Winner of the 2019 Palme D’ Or
prize as Best Picture at the Cannes Film Festival, “Parasite” takes place in modern
South Korea revolving around a story line of two distinct; could not be more polar opposite families.
In family number one you see the Park Family; the picture of both aspirational
and achieved wealth and financial success. Family number two is the Kim Family;
far from wealthy but very rich in street smarts and not much else at all. Be it
chance or fate, these two houses are brought together and the Kim’s sense a
golden opportunity. Masterminded by their teenage college-aged son Ki-woo, the
Kim children expediently install themselves as a fake tutor and a fake art
therapist, to the Parks teenage daughter and adolescent son.
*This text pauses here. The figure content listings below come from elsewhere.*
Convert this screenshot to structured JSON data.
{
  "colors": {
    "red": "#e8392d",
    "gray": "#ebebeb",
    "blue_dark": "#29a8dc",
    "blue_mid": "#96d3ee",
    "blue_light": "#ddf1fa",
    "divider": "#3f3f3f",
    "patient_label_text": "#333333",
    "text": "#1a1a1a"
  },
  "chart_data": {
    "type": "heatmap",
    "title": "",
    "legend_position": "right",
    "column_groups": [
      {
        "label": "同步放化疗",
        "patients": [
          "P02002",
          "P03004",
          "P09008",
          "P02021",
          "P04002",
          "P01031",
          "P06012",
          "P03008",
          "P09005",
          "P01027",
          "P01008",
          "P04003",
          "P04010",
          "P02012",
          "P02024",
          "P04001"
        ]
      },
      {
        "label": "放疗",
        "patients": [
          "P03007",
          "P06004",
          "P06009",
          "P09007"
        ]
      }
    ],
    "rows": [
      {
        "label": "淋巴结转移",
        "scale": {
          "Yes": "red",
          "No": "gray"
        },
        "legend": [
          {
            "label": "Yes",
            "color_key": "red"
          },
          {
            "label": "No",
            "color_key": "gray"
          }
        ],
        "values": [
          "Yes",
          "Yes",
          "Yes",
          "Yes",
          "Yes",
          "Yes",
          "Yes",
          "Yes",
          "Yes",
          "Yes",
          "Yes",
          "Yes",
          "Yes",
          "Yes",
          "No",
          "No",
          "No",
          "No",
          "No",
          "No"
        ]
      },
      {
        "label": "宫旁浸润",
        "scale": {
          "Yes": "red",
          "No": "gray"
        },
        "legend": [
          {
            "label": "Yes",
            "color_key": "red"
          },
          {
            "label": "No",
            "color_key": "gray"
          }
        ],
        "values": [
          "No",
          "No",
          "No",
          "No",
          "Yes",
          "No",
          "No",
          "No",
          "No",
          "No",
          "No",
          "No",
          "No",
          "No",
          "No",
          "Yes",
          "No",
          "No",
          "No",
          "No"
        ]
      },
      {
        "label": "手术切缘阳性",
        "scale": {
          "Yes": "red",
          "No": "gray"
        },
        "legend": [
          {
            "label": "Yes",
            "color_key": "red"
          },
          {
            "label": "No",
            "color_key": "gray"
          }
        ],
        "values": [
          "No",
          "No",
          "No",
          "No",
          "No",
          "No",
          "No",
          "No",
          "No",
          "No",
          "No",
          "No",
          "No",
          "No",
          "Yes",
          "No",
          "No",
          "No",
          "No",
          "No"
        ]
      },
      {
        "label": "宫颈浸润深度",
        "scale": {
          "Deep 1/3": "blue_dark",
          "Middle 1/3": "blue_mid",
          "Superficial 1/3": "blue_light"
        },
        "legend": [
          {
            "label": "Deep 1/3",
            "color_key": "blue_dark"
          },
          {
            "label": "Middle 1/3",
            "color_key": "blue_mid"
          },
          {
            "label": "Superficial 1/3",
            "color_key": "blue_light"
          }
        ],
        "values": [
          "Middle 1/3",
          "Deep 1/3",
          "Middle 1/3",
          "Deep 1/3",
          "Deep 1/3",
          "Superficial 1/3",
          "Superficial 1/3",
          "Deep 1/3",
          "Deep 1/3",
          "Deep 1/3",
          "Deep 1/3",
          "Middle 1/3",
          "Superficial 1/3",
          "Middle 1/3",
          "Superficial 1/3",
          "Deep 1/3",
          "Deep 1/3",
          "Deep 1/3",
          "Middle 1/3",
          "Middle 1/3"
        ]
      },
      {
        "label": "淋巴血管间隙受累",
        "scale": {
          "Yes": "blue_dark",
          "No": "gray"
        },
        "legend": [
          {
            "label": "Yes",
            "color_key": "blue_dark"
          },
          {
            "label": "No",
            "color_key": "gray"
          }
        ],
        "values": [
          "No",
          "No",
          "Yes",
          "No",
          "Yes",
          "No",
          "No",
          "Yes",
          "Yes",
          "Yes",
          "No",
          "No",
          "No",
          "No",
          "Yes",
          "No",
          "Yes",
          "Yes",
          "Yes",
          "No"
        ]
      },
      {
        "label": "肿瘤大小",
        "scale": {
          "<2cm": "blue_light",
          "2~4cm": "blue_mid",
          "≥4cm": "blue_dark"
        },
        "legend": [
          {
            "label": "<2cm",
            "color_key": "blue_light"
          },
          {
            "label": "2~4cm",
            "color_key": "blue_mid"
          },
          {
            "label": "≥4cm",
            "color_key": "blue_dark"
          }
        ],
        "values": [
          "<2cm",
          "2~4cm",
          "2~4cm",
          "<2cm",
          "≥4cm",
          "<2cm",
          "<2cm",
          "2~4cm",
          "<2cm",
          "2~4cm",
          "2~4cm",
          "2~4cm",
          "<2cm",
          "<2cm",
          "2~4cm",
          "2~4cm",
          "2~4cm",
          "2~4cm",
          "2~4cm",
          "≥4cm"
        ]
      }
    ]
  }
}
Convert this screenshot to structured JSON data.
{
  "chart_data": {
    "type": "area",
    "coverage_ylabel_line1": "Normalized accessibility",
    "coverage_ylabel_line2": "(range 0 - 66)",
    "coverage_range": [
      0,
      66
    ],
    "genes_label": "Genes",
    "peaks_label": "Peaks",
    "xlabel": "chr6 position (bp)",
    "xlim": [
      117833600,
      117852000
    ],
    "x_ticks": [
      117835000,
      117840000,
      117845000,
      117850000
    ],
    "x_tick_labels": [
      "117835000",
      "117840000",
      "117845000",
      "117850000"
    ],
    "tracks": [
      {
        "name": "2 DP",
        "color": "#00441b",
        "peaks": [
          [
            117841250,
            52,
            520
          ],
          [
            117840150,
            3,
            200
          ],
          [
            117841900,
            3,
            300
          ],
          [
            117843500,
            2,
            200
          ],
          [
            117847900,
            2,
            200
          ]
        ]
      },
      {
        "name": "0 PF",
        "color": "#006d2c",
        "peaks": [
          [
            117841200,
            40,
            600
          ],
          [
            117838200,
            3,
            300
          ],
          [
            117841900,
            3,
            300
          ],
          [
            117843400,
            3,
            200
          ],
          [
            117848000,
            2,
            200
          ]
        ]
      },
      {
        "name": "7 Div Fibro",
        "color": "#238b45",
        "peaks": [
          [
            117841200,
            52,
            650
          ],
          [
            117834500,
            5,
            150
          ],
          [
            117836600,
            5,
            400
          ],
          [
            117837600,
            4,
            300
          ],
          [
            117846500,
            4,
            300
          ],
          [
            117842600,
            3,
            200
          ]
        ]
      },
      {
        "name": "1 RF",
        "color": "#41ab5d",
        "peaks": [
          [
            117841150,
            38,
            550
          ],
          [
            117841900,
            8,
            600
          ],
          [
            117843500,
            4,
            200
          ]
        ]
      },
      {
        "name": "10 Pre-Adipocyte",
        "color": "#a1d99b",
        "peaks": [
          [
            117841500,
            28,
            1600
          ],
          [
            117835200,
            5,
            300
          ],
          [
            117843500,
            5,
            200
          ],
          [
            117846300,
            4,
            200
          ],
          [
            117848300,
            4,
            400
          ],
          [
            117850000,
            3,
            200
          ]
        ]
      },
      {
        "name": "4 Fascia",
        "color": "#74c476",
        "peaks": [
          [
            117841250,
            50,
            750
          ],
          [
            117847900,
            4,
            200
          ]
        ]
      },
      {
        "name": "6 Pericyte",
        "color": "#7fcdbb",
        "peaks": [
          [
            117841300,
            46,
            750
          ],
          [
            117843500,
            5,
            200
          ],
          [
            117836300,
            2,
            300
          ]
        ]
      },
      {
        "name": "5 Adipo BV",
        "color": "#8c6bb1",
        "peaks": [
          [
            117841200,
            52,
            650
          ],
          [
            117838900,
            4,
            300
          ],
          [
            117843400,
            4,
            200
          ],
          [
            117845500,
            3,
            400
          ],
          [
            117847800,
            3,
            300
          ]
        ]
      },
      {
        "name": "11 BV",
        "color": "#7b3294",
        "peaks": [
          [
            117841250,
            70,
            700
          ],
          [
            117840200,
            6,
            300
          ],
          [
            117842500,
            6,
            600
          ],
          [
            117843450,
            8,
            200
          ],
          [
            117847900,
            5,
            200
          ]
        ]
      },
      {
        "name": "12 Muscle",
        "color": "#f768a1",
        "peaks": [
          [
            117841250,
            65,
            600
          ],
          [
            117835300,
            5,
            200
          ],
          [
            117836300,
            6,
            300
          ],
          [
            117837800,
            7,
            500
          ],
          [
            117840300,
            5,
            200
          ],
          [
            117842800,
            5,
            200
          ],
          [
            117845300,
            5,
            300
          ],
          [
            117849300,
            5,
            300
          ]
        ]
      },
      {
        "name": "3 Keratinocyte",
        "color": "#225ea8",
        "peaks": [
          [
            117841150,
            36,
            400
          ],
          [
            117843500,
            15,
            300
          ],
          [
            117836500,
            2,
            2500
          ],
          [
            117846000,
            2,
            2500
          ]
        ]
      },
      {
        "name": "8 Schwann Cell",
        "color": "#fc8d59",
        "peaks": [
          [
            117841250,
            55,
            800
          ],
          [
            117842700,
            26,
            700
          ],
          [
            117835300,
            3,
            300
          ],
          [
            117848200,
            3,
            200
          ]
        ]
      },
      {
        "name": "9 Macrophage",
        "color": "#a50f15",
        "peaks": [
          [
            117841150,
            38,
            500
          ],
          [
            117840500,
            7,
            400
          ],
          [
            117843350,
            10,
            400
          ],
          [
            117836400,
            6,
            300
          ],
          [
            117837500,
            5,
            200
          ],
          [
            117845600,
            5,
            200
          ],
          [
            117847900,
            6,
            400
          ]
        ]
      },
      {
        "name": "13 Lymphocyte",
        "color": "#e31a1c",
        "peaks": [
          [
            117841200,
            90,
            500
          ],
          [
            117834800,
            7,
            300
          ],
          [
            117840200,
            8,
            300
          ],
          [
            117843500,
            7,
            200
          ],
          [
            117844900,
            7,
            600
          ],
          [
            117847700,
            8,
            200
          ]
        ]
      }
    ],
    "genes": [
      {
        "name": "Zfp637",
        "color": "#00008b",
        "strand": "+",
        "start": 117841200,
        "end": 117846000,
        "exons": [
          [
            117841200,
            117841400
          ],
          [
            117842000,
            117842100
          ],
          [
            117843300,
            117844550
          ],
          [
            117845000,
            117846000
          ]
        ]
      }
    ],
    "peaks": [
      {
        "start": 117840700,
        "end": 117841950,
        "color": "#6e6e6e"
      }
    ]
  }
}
After a short period of time a
very meticulously symbiotic relationship begins to form between the two
families largely predicated on the Kim’s keeping up their fake personas all the
time almost 24/7. The Kim’s beginning to provide the Parks the
"indispensable" luxury services typically associated to the wealthy
while the Parks obliviously naively bankroll the Kim’s entire household not knowing
they are grifting frauds. But as the old adage goes, “the best-laid plans of
mice and men often go awry” - no matter how carefully planned, something may
still go wrong with it. And thus an unanticipated event threatens the Kim’s'
newfound comfort. Once destitute but no longer the Kim’s engage in a savage,
underhanded battle that threatens to destroy the fragile balance of symbiotic need
between the Kim’s and the Parks.
REVIEW: Listed
as a drama mystery “Parasite” but is is so much brilliantly more. It is charming, funny, always
clever and on occasion adroitly hilarious. Ultimately “Parasite is a masterful stealthy
crafted tale of modern grifting through the filter of class greed and class
discrimination. It also showed how the qualities that sometimes associated
with people of wealth such as ingenuity, ambition and desire eventually wain as they now are inclined to easily fall victim to being more gullible, lazy, childish and naive when their financial success is achieved. Likewise the
poor and the destitute can sometimes be equally inclined to being driven and ambitions to achieving their lifelong dreams by how more desperate their
poverty conditions affect them.
There is both a poetic beginning and
Shakespeare ending to this film’s story overall arc. A richly developed story that at times is directed
with near perfection by Bong Joon Ho. Nothing ever gets lost in the 2:15 minute
running time subtitled film as each characters motives are easily understood for
the theater viewer to fully appreciate and enjoy. But more so from its first minute to its climatic ending this is simply a very smart,
witty and thoughtful film that defies being limited to specific cultural
boundaries. It would not surprise me in five years someone in Hollywood will adapt
a similar screenplay with an American family in mind to telling this story.
It’s just that original and surprisingly good.
"Oh, what a Korean tangled
web we weave, when first we practice to deceive". For me “Parasite” is
clearly one of the five best films you will see in 2019.